快猫短视频

Childhood is not what it used to be

The rise of Ritalin has more to do with shifting social values than advances in neuropharmacology, argues David Concar

UNRULY children behave properly within minutes of swallowing it. Books, lawsuits and websites have been mobilised in honour or horror of its name. But Ritalin is more than just a noisily debated treatment for young hyperactive brains. Increasingly, it is being held aloft as a grim warning of where the new biomedical sciences are leading us.

Take the latest call for a tighter rein on such research. In Our Posthuman Future, Francis Fukuyama rates the galloping pace of neuropharmacology and the brain sciences as even more threatening to human dignity and freedom than the prospect of designer babies. 鈥淰irtually everything that the popular imagination envisions genetic engineering accomplishing is much more likely to be accomplished sooner through neuropharmacology,鈥 he writes. And for a taste of the kind of 鈥渕ind engineering鈥 that might flow from this, he suggests we look at the impact of Ritalin.

Clearly there are worries with this pill and its long-term effects on the brain. What Ritalin has never been, however, is a high-tech product of the new biomedical sciences. The suggestion that it is overlooks its true history and the real lessons it holds.

Chemists first synthesised Ritalin, or methylphenidate, in Switzerland in 1944, and the first clinical trials using it to treat hyperactivity ran some four decades ago. Far from being a precise clinical tool, it interferes messily with the brain鈥檚 chemistry. It is the product of old-fashioned suck-it-and-see science. To this day, nobody is exactly sure how it works.

So how did it get to be the pin-up pill for a scary new age of revolutionary neuroscience? Like Monty Python鈥檚 hapless Brian, this run-of-the-mill amphetamine acquired its reputation only because it caught the eye of an expectant crowd. Demand for Ritalin took off in the early 1990s, a time of much breathless talk about neuroscience.

快猫短视频s were starting to expose the genetic and biochemical roots of human personality, supposedly turning the mind into a machine ripe for fixing. Yet real examples of high-tech mind engineering were scarce, so when commentators needed evidence of the revolution they held up Ritalin, endowing it with a more sophisticated image than it deserved.

But what triggered the soaring demand? As psychiatrist David Healy points out in The Creation of Psychopharmacology: 鈥淭he psychiatric treatment of young children with drugs had until the 1990s been all but taboo鈥ass treatment on the scale that developed by the mid-1990s indicates a profound cultural shift.鈥 The rebranding of hyperactive behaviour as ADHD (attention deficit hyperactivity disorder) in the 1980s helped create that shift, as did a huge marketing effort by Ritalin鈥檚 manufacturer. But neither could have succeeded if doctors and patients weren鈥檛 themselves becoming more open to viewing problem behaviour as an abnormality serious enough to be fixed through drugs.
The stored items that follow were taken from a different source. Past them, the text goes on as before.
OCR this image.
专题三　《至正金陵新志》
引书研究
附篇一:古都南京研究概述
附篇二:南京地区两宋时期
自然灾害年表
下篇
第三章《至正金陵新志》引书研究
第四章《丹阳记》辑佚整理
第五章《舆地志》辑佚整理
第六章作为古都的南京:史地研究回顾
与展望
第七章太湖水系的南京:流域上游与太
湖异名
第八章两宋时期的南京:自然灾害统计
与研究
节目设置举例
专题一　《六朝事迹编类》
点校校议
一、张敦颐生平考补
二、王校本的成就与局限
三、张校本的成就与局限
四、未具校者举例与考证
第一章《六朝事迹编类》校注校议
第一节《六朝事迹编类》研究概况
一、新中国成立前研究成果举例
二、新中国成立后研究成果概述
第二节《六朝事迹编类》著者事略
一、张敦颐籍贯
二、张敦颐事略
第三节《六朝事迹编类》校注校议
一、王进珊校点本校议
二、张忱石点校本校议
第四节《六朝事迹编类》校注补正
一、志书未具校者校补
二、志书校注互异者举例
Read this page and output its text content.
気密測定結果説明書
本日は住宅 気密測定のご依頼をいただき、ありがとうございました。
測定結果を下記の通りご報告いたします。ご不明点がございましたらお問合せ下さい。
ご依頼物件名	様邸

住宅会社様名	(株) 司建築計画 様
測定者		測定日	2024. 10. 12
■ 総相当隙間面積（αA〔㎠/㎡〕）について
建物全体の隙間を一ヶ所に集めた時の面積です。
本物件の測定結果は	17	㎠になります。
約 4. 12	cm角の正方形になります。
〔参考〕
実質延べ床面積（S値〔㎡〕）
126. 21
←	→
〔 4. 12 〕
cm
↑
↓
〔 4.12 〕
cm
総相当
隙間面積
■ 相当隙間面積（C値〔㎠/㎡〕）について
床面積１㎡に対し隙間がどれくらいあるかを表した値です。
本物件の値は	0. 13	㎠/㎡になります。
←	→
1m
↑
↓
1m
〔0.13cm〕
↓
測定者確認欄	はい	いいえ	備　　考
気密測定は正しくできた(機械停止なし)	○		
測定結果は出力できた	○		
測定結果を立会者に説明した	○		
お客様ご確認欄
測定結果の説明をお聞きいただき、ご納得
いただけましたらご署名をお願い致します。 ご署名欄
The roots of this change have been widely debated. One favourite suggestion is that harried parents and teachers prefer to blame brain chemistry rather than bad parenting or teaching for their charges鈥 troublesome behaviour. But there are other, less obvious factors. One is the development of psychological rating scales for measuring mood, behaviour and personality. Healy argues that just as the spread of bathroom scales in the 1960s laid the ground for anorexia nervosa, so the arrival of psychological checklists did the same for conditions such as ADHD. Without them, drugs manufacturers would struggle to design trials, and to identify children who deviate sufficiently from behavioural norms to require treatment.

But merely measuring and naming a behavioural deviation cannot spark a giant epidemic. What else was going on? It is probably true that before Ritalin took off, a lot of damaging hyperactivity was overlooked. It might even be true that hyperactive behaviour is increasing. But no psycho-medical condition spreads as fast as prescriptions for Ritalin have in the past decade. If hyperactivity is now diagnosed so often it is because it matters more to parents and teachers than it did.

Which isn鈥檛 surprising. In today鈥檚 super-competitive and super-protective world, childhood is not what it was. The idea has quietly taken hold that we鈥檙e all prisoners of our early years. Children鈥檚 behaviour, what they learn and when they learn it have taken on unprecedented significance. What was once a fluid time of discovery has been reinvented by cognitive psychologists as a succession of neural phases for learning language, social skills, number concepts and the rest. Grab these chances and your child prospers; miss them and supple synapses might ossify. Poisoning young minds with bad experiences is seen as a sure-fire recipe for a blighted life. Childhood has become something that has to be normal and got right 鈥 even if, paradoxically, that means using psychiatric drugs.

Drugs and technologies are not simply dumped into our laps by scheming scientists. They emerge because of a complex web of forces. If we want to control their impact, we ignore this web at our peril.